Examino rápido o chão. Está molhado. Essa água, que será isso, meu Deus?
“Nem sei o que faço. Olha isso!“, digo para Carolina, buscando entre os troços espalhados o que eu poderia descartar de cara.
Do canto da cabine apertada, ela me olha quieta, calcinha abaixada.
“Você precisa parar com essa mania de fazer exatamente o contrário do que a gente pede. Pode ser periogoso um dia! Não dá“, digo, secando como posso as coisas e enfiando tudo na minha bolsa de volta. Nojo.
Pego emprestada uma luva com a faxineira, e jogo fora o rinosoro e o brinquedinho.
“Me dá!“, ela pede, e chora.
“Claro que não. Já era. Uma caixa de papelão que molhou toda com a água da privada. Nem pensar“.
“Mas tinha coisa dentro“
“Agora já era“.
“Vai crescer e fazer menos besteira“, diz a faxineira, mãe de seis, dois gêmeos.
“Eu sei, eu sei, mas isso de fazer o oposto do que a gente diz tá passando um pouco da conta, se a senhora me entende“, respondo, sabendo que ela deve estar me achando o fim, a impaciente.
“Criança, criança é assim. E ela é bebê, quando crescer...“
“Eu não sou um bebê!“, reclama Carol, entrando na conversa sobre ela.
Findo o processo no banheiro, voltamos para comer o croquete. Eu ainda chateada. Ela calada. Conto o que aconteceu pro meu marido.
“Ela tem que parar com isso. Um dia pode ser perigoso“.
Não, nós não ensaiamos essa frase. Letícia, a mais velha, tenta mudar o clima.
“Gente, vamos sorrir? Estamos de férias!“
Esboço um sorriso porque ela tem razão e, além do mais, sem combinar, ela também está me repetindo. A menina exibe um astral ótimo. Parece a mais paciente de todos hoje. Quer ver o mapa, as cidades que vamos cruzar, saber quanto falta e onde estamos o tempo todo. Vou aderir aos Zangados Anônimos, aviso ao meu marido. A gente ri. Bem-vinda. Pelo menos minha bolsa não estava cheia, penso, já bancando a Poliana.
Os croquetes chegam, elas querem experimentar catchup.
“Eu posso?“, pergunta Letícia, intolerante a lactose.
“E eu?“, diz a cópia.
“Sim, podem, mas não assim, Carol! Isso não é mel“, digo, tirando da boca da criança a bisnaguinha de catchup.
“Porcaria, filha“.
A mesa tem um dispositivo para chamar o garçom. Elas querem apertar o tempo todo e inventam necessidades.
“Agora eu quero água“.
“Posso pedir outro cróqueti?“
“Croquete“.
Voltamos para o carro e a viagem segue.
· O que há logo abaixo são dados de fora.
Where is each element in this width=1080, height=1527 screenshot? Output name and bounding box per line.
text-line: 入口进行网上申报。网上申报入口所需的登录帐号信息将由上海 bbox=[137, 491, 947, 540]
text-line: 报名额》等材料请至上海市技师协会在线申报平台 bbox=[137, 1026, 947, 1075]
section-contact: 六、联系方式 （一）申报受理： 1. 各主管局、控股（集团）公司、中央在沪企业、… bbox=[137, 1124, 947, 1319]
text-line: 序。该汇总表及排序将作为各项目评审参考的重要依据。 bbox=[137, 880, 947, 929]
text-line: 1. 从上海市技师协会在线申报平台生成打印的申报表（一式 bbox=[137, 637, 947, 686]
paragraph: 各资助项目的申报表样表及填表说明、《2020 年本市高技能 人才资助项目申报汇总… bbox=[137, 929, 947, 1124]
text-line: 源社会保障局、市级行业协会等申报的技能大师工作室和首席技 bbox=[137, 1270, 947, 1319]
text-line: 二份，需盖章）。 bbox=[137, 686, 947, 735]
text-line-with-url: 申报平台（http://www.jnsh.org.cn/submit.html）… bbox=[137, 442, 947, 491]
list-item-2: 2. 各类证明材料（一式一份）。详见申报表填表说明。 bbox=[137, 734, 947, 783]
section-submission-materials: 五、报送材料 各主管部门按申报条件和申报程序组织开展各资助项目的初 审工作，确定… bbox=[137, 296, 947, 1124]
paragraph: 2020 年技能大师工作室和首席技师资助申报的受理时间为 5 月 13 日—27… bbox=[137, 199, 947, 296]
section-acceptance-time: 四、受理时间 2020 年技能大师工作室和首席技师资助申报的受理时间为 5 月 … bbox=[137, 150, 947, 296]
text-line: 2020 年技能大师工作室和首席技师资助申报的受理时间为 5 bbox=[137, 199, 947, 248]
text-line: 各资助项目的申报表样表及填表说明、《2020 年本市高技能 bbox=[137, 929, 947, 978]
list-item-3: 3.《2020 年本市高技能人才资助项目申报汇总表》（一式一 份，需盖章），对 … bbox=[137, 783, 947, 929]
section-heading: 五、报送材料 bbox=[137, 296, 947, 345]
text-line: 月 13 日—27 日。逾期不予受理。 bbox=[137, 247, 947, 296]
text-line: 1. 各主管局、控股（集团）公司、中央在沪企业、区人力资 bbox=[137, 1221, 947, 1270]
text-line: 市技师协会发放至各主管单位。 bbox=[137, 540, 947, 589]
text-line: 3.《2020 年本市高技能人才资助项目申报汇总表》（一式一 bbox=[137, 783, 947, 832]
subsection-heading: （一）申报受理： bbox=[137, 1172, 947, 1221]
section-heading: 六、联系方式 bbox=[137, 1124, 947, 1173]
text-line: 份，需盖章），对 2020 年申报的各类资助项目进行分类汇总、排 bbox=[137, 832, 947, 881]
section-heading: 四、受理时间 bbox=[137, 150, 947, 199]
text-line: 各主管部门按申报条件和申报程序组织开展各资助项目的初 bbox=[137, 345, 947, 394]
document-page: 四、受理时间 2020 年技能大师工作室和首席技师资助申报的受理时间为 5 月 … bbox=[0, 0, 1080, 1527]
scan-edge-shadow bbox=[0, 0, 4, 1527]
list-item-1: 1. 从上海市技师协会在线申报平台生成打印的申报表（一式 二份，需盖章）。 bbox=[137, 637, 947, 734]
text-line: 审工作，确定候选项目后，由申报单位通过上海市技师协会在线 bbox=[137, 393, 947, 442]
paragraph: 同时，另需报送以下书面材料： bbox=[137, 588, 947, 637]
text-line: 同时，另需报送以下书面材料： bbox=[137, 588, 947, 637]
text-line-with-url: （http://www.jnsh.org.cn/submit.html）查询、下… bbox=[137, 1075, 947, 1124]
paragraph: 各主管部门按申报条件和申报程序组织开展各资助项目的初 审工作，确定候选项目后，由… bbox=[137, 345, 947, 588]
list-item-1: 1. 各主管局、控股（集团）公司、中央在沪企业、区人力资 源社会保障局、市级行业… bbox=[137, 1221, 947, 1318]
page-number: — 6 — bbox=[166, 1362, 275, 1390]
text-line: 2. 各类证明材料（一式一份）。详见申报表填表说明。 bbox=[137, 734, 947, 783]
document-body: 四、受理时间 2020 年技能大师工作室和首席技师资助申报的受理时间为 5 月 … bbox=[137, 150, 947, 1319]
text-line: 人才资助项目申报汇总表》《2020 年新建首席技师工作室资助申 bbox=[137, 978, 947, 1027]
Paisagem verde, mas não tem vacas, reclama a mais velha. O pai explica: não estamos na temporada de vacas.
“Falta muito?
“Sim“
“Onde estamos?“
“Na estrada!“
“Mãe...“
Alguém está enjoada. Alguém pede música. Alguém não quer mais ouvir música. Alguém continua com o pescoço doendo.
“Falta muito?“
Aponto para a mais alta montanha da serra azul e distante no horizonte.
“Tá vendo aquele pico lá?“
A filha interessada em tudo arregala os olhos.
“Falta muito pra chegar lá, não é?“
Ela sacode a cabeça, um tanto decepcionada.
“Mas nós não vamos pra lá“.
“Ah que susto...“
Viajar é ótimo, com a família, sempre uma aventura. Eu não sei se vou descansar. Não é o melhor termo quando se está acompanhada de gente pequena repleta de energia. Mas quem está preocupado com isso?
Meus olhos ganham um brilho diferente, o branco fica mais branco e tudo vai ficando mais leve.
Nosso destino se aproxima, e vivas explodem do banco de trás. Vamos espairecer, esse é o verbo. Enquanto escrevo esta coluna, elas tentam chamar minha atenção de toda maneira. A criança menor rasgou o saquinho de pistache. Ouvi vários deles se espalharem pelo chão do hotel. Ela me olha com um sorriso que só mostra a arcada inferior sabendo que fez besteira, mais uma das muitas do dia e das que ainda vai fazer. Rápida, ela se prontificou a catar.
Não vou me irritar, mesmo se ela jogar tudo dentro da privada de novo. Temos uma série de cenas previsíveis pela frente e outras tantas surpreendentes por essa estrada. O caminho é longo. Ao lado delas, tudo é possível, até ficar respondendo à mesma pergunta sem parar. E isso é bom. Muita gratidão por ter esses três perto de mim.